We are all familiar with Asclepius in a way, since the symbol that is used for medicine, the snake entwined staff, was the rod of Asclepius – a tool that he used probably given to him by the gods. Asclepius was brought up by the mysterious figure of ancient Greek mythology, the centaur Chiron, who raised Asclepius and taught him about the art of medicine. Because Asclepius used his powers to bring people from Hades (meaning resurrecting them), the God of Hades complained to Zeus because Asclepius converted many people from humans to immortals. The result was for Zeus to kill Asclepius with thunder.
Asklepion (Asclepeion) were holy temples for worshiping Asclepius, but at the same time they were the first known hospitals in the history of western civilization. There were approximately 320 Asklepion (hospitals) in Ancient Greece. What is important is that for the healing of the patients a holistic method was used by Asclepius. Disease was considered a result of multiple social, environmental, psychological, spiritual, emotional and physical interactions. And for health to exist there is a need for balancing and harmonizing all those factors and as an additional measure medical intervention (surgery or medicine) would be applied. That was a perfect balance between science and spirituality.
At the Asklepion, the patient would stay in a nice environment and enjoy theatre and music as well as having diet changes, hydrotherapy and psychotherapy. Once the therapists would decide that the patient was ready, then he would be sent to the temple for praying and sleeping inside the temple. The next morning, the patient would tell the doctor what dreams he had experienced – it was believed that dreams recounted a visit by the Asclepius, who held the key to curing all illness. The patient would then be given instructions for healing, according to the dream.
It is interesting to see how in 1,000 BC the approach to healing was not only completely different, but also much more effective.
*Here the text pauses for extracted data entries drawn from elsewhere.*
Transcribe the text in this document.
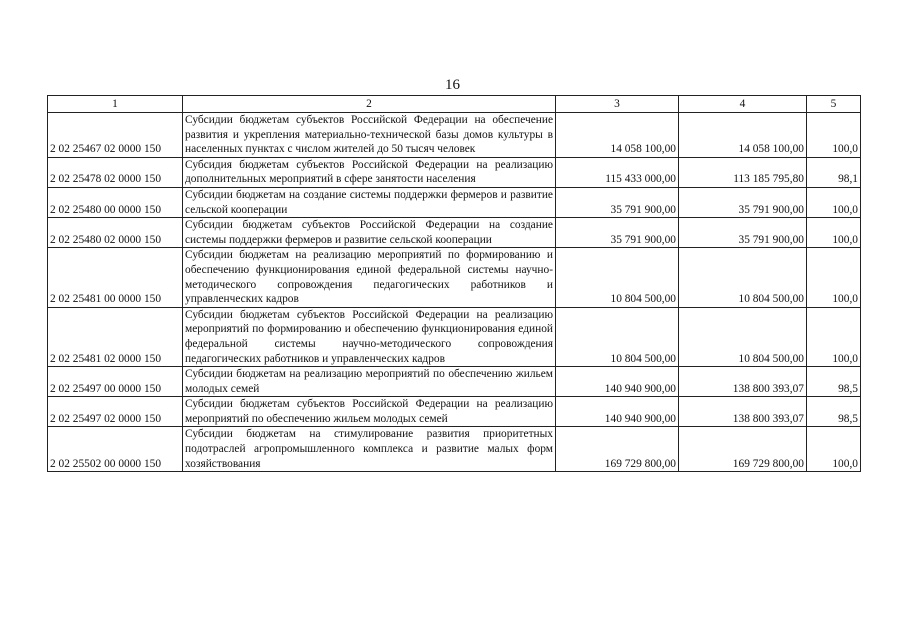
16
1	2	3	4	5
2 02 25467 02 0000 150	Субсидии бюджетам субъектов Российской Федерации на обеспечение развития и укрепления материально-технической базы домов культуры в населенных пунктах с числом жителей до 50 тысяч человек	14 058 100,00	14 058 100,00	100,0
2 02 25478 02 0000 150	Субсидия бюджетам субъектов Российской Федерации на реализацию дополнительных мероприятий в сфере занятости населения	115 433 000,00	113 185 795,80	98,1
2 02 25480 00 0000 150	Субсидии бюджетам на создание системы поддержки фермеров и развитие сельской кооперации	35 791 900,00	35 791 900,00	100,0
2 02 25480 02 0000 150	Субсидии бюджетам субъектов Российской Федерации на создание системы поддержки фермеров и развитие сельской кооперации	35 791 900,00	35 791 900,00	100,0
2 02 25481 00 0000 150	Субсидии бюджетам на реализацию мероприятий по формированию и обеспечению функционирования единой федеральной системы научно-методического сопровождения педагогических работников и управленческих кадров	10 804 500,00	10 804 500,00	100,0
2 02 25481 02 0000 150	Субсидии бюджетам субъектов Российской Федерации на реализацию мероприятий по формированию и обеспечению функционирования единой федеральной системы научно-методического сопровождения педагогических работников и управленческих кадров	10 804 500,00	10 804 500,00	100,0
2 02 25497 00 0000 150	Субсидии бюджетам на реализацию мероприятий по обеспечению жильем молодых семей	140 940 900,00	138 800 393,07	98,5
2 02 25497 02 0000 150	Субсидии бюджетам субъектов Российской Федерации на реализацию мероприятий по обеспечению жильем молодых семей	140 940 900,00	138 800 393,07	98,5
2 02 25502 00 0000 150	Субсидии бюджетам на стимулирование развития приоритетных подотраслей агропромышленного комплекса и развитие малых форм хозяйствования	169 729 800,00	169 729 800,00	100,0
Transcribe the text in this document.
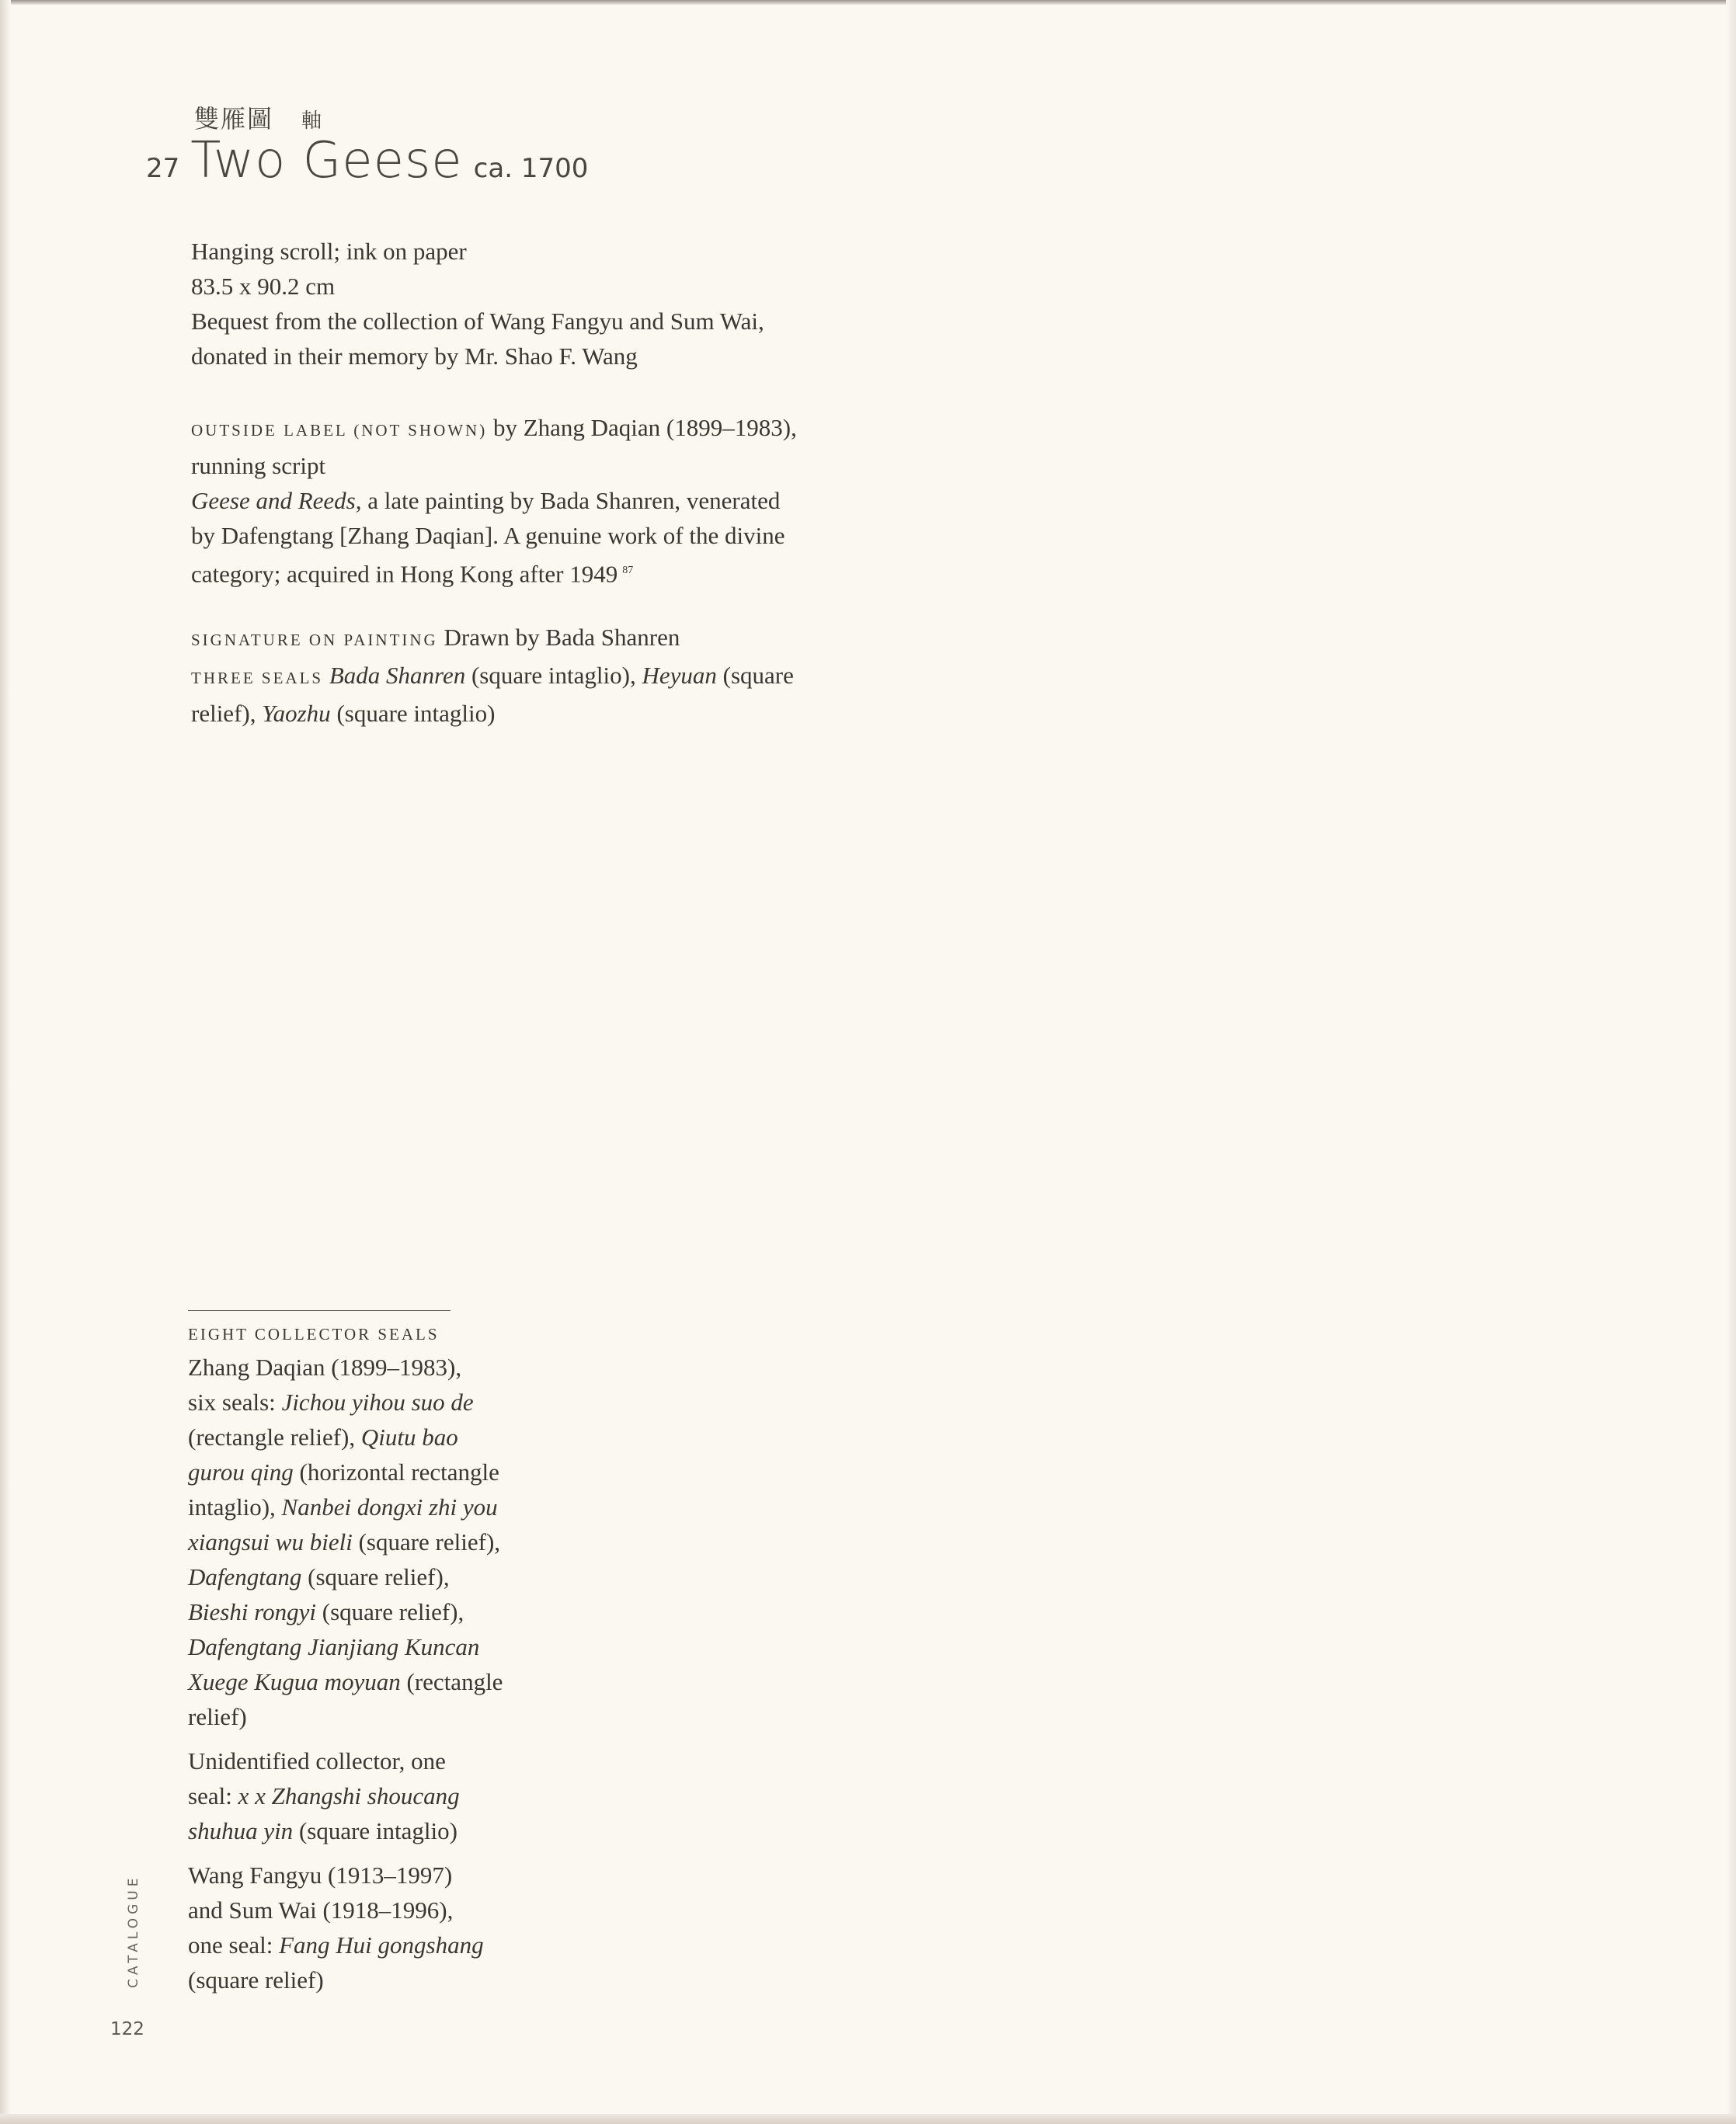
雙雁圖 軸
27 Two Geese ca. 1700
Hanging scroll; ink on paper
83.5 x 90.2 cm
Bequest from the collection of Wang Fangyu and Sum Wai,
donated in their memory by Mr. Shao F. Wang
OUTSIDE LABEL (NOT SHOWN) by Zhang Daqian (1899–1983),
running script
Geese and Reeds, a late painting by Bada Shanren, venerated
by Dafengtang [Zhang Daqian]. A genuine work of the divine
category; acquired in Hong Kong after 1949 $^{87}$
SIGNATURE ON PAINTING Drawn by Bada Shanren
THREE SEALS Bada Shanren (square intaglio), Heyuan (square
relief), Yaozhu (square intaglio)
EIGHT COLLECTOR SEALS
Zhang Daqian (1899–1983),
six seals: Jichou yihou suo de
(rectangle relief), Qiutu bao
gurou qing (horizontal rectangle
intaglio), Nanbei dongxi zhi you
xiangsui wu bieli (square relief),
Dafengtang (square relief),
Bieshi rongyi (square relief),
Dafengtang Jianjiang Kuncan
Xuege Kugua moyuan (rectangle
relief)
Unidentified collector, one
seal: x x Zhangshi shoucang
shuhua yin (square intaglio)
Wang Fangyu (1913–1997)
and Sum Wai (1918–1996),
one seal: Fang Hui gongshang
(square relief)
CATALOGUE
122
And today, 3,000 years later, we gradually begin to reconsider going back to the methods that were used in ancient Greece. Many of the rituals that were used by ancient Greece in the Asklepion were later incorporated into the Christian religion (but Asclepius was replaced with Saints and Christian deities). During the last few years a few alternative healing centres have popped up all over the world, including those that use dreams as a method for assisting healing.
Why did this valuable holistic approach in which the patient was treated with humanity and care disappear for so many years? And how did we give birth to powerful pharmaceutical companies and medicine that do not cure but only postpone disease? Whether Asclepius was a real God or not, or whether he could really cure the patients doesn’t matter. What matters is that medicine in ancient times was more natural, more holistic and more effective in searching for the root of the problem and treated the patient with care.